Je sais bien que Fontenelle a dit : « Les mouvements les plus naturels et les plus ordinaires sont ceux qui se font le moins sentir : cela est vrai jusque dans la morale. Le mouvement de l’amour-propre nous est si naturel, que le plus souvent nous ne le sentons pas, et que nous croyons agir par d’autres principes. » La Rochefoucauld, de même, a dit avec plus de grandeur : « L’orgueil, comme lassé de ses artifices et de ses différentes métamorphoses, après avoir joué tout seul tous les personnages de la comédie humaine, se montre avec un visage naturel, et se découvre par sa fierté ; de sorte qu’à proprement parler, la fierté est l’éclat et la déclaration de l’orgueil. »

Un des hommes qui ont le mieux connu les hommes et qui ont su le mieux démêler leur fibre secrète pour les gouverner, Napoléon, a fait un jour de La Rochefoucauld un vif et effrayant commentaire.

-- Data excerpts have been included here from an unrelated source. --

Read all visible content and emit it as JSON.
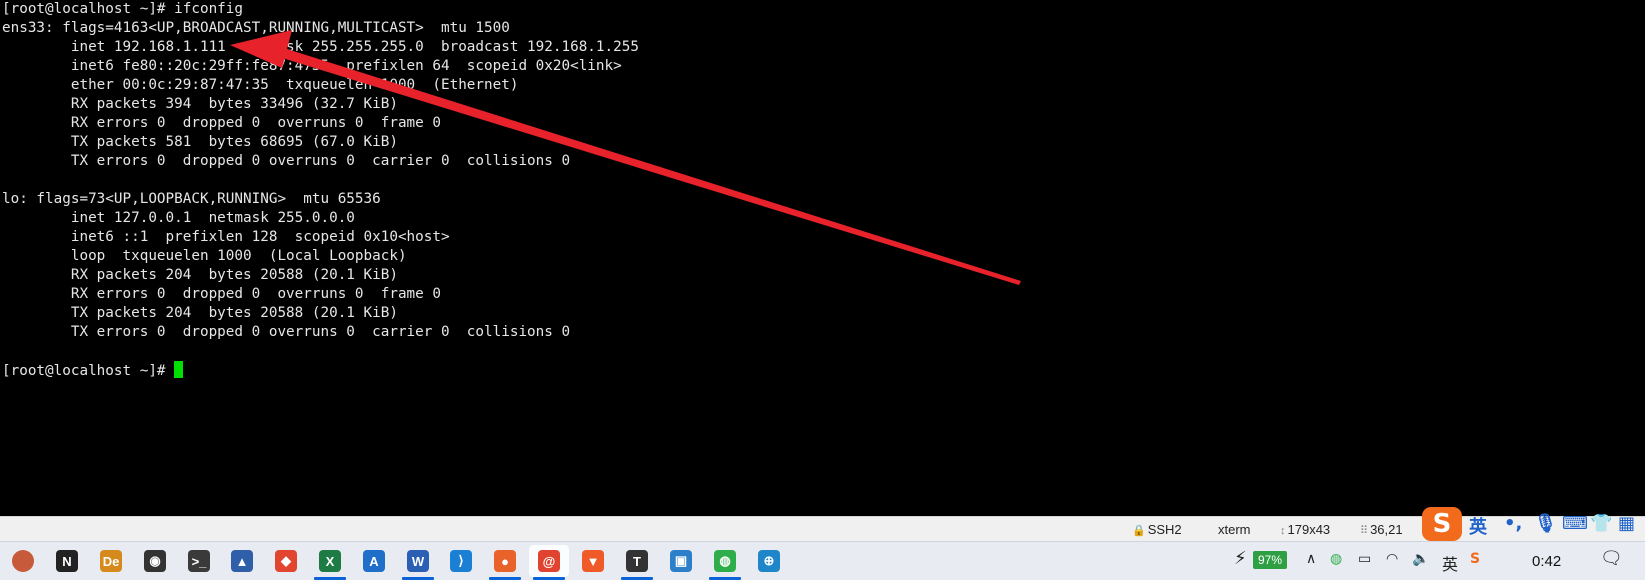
{
  "terminal": {
    "lines": [
      "[root@localhost ~]# ifconfig",
      "ens33: flags=4163<UP,BROADCAST,RUNNING,MULTICAST>  mtu 1500",
      "        inet 192.168.1.111  netmask 255.255.255.0  broadcast 192.168.1.255",
      "        inet6 fe80::20c:29ff:fe87:4735  prefixlen 64  scopeid 0x20<link>",
      "        ether 00:0c:29:87:47:35  txqueuelen 1000  (Ethernet)",
      "        RX packets 394  bytes 33496 (32.7 KiB)",
      "        RX errors 0  dropped 0  overruns 0  frame 0",
      "        TX packets 581  bytes 68695 (67.0 KiB)",
      "        TX errors 0  dropped 0 overruns 0  carrier 0  collisions 0",
      "",
      "lo: flags=73<UP,LOOPBACK,RUNNING>  mtu 65536",
      "        inet 127.0.0.1  netmask 255.0.0.0",
      "        inet6 ::1  prefixlen 128  scopeid 0x10<host>",
      "        loop  txqueuelen 1000  (Local Loopback)",
      "        RX packets 204  bytes 20588 (20.1 KiB)",
      "        RX errors 0  dropped 0  overruns 0  frame 0",
      "        TX packets 204  bytes 20588 (20.1 KiB)",
      "        TX errors 0  dropped 0 overruns 0  carrier 0  collisions 0",
      ""
    ],
    "prompt": "[root@localhost ~]# ",
    "text_color": "#e6e6e6",
    "cursor_color": "#00e000",
    "annotation_color": "#e8222b"
  },
  "statusbar": {
    "protocol": "SSH2",
    "terminal_type": "xterm",
    "size": "179x43",
    "cursor_pos": "36,21"
  },
  "ime": {
    "logo": "S",
    "lang": "英",
    "punct": "•,"
  },
  "taskbar": {
    "apps": [
      {
        "name": "avatar-app",
        "glyph": "",
        "color": "#c65a3a"
      },
      {
        "name": "notion-app",
        "glyph": "N",
        "color": "#222222"
      },
      {
        "name": "davinci-app",
        "glyph": "De",
        "color": "#d68a1c"
      },
      {
        "name": "obs-app",
        "glyph": "◉",
        "color": "#333333"
      },
      {
        "name": "terminal-app",
        "glyph": ">_",
        "color": "#3a3a3a"
      },
      {
        "name": "xshell-app",
        "glyph": "▲",
        "color": "#2f5fa8"
      },
      {
        "name": "git-app",
        "glyph": "◆",
        "color": "#e1452f"
      },
      {
        "name": "excel-app",
        "glyph": "X",
        "color": "#1e7b44"
      },
      {
        "name": "azure-app",
        "glyph": "A",
        "color": "#1f6ec9"
      },
      {
        "name": "word-app",
        "glyph": "W",
        "color": "#2b5fb3"
      },
      {
        "name": "vscode-app",
        "glyph": "⟩",
        "color": "#1b7fd4"
      },
      {
        "name": "firefox-app",
        "glyph": "●",
        "color": "#e8622a"
      },
      {
        "name": "xshell-active-app",
        "glyph": "@",
        "color": "#e0432f"
      },
      {
        "name": "brave-app",
        "glyph": "▼",
        "color": "#f05a28"
      },
      {
        "name": "typora-app",
        "glyph": "T",
        "color": "#333333"
      },
      {
        "name": "frame-app",
        "glyph": "▣",
        "color": "#2d7fc9"
      },
      {
        "name": "wechat-app",
        "glyph": "◍",
        "color": "#2dae4b"
      },
      {
        "name": "network-app",
        "glyph": "⊕",
        "color": "#1f86c9"
      }
    ],
    "tray": {
      "battery": "97%",
      "ime_lang": "英",
      "clock": "0:42"
    }
  }
}
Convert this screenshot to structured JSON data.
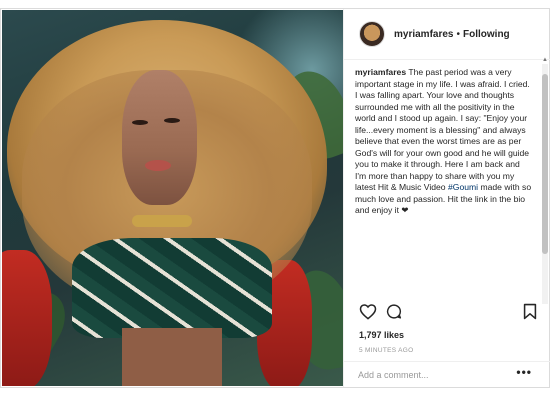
{
  "post": {
    "username": "myriamfares",
    "separator": "•",
    "follow_status": "Following",
    "caption_username": "myriamfares",
    "caption_part1": " The past period was a very important stage in my life. I was afraid. I cried. I was falling apart. Your love and thoughts surrounded me with all the positivity in the world and I stood up again. I say: \"Enjoy your life...every moment is a blessing\" and always believe that even the worst times are as per God's will for your own good and he will guide you to make it through. Here I am back and I'm more than happy to share with you my latest Hit & Music Video ",
    "hashtag": "#Goumi",
    "caption_part2": " made with so much love and passion. Hit the link in the bio and enjoy it ❤",
    "likes": "1,797 likes",
    "timestamp": "5 MINUTES AGO",
    "comment_placeholder": "Add a comment...",
    "more_label": "•••"
  },
  "icons": {
    "like": "heart-icon",
    "comment": "comment-icon",
    "share": "share-icon",
    "save": "bookmark-icon"
  }
}
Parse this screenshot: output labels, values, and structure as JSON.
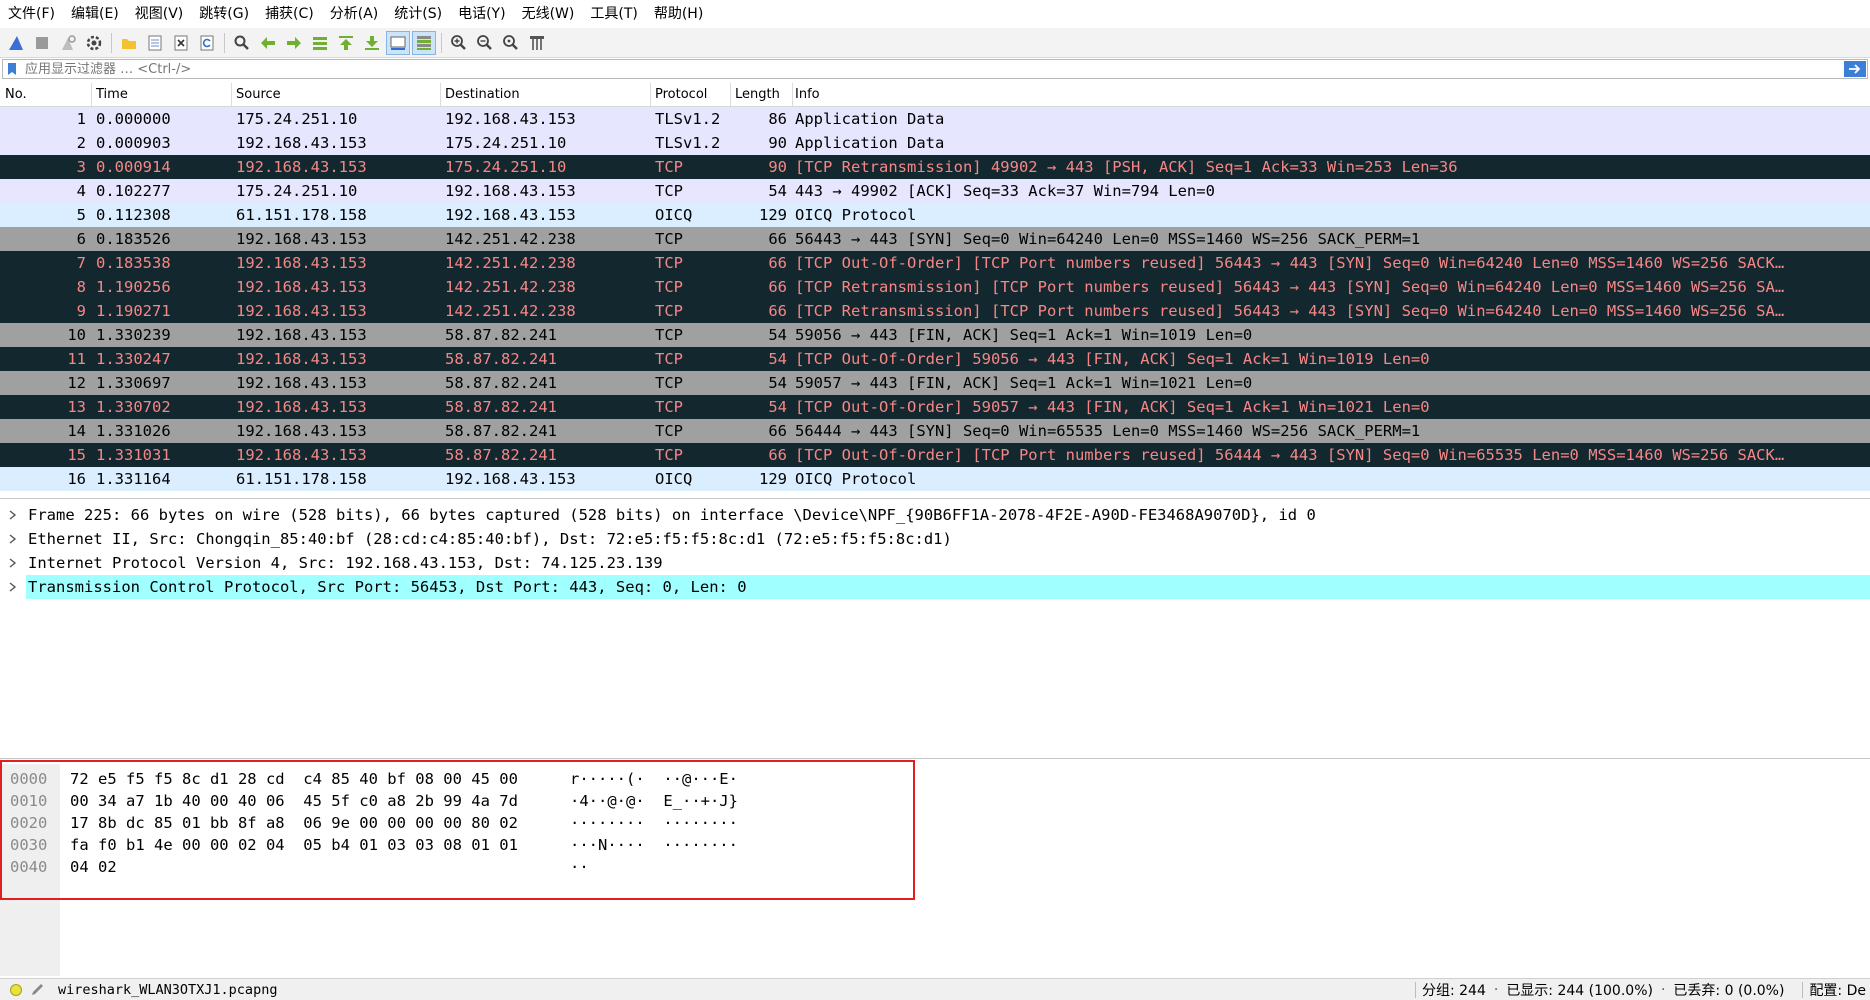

C’était au bivouac de l’île de Lobau, dans l’intervalle de la bataille d’Esslilg à celle de Wagram. On préparait le second passage du Danube ; Napoléon voit passer le général Mathieu Dumas, qui cherchait le maréchal Berthier : il l’arrête, le questionne sur plusieurs points de détail ; puis, tout d’un coup, changeant de sujet et se ressouvenant que Mathieu Dumas avait été des constitutionnels en 89 et dans l’Assemblée législative :

— Général Dumas, vous étiez de ces enthousiastes (j’adoucis le mot) qui croyaient à la liberté ?

— Oui, Sire, répondit Mathieu Dumas, j’étais et suis encore de ceux-là.

— Et vous avez travaillé à la Révolution comme les autres, par ambition ?

— Non, Sire, et j’aurais bien mal calculé, car je suis précisément au même point où j’étais en 1790.

— Vous ne vous êtes pas bien rendu compte de vos motifs, vous ne pouvez pas être différent des autres ; l’intérêt personnel est toujours là. Tenez, voyez Masséna : il a acquis assez de gloire et d’honneur, il n’est pas content ; il veut être prince comme Murat et Bernadotte ; il se fera tuer demain pour être prince. C’est le mobile des Français : la nation est essentiellement ambitieuse et conquérante76.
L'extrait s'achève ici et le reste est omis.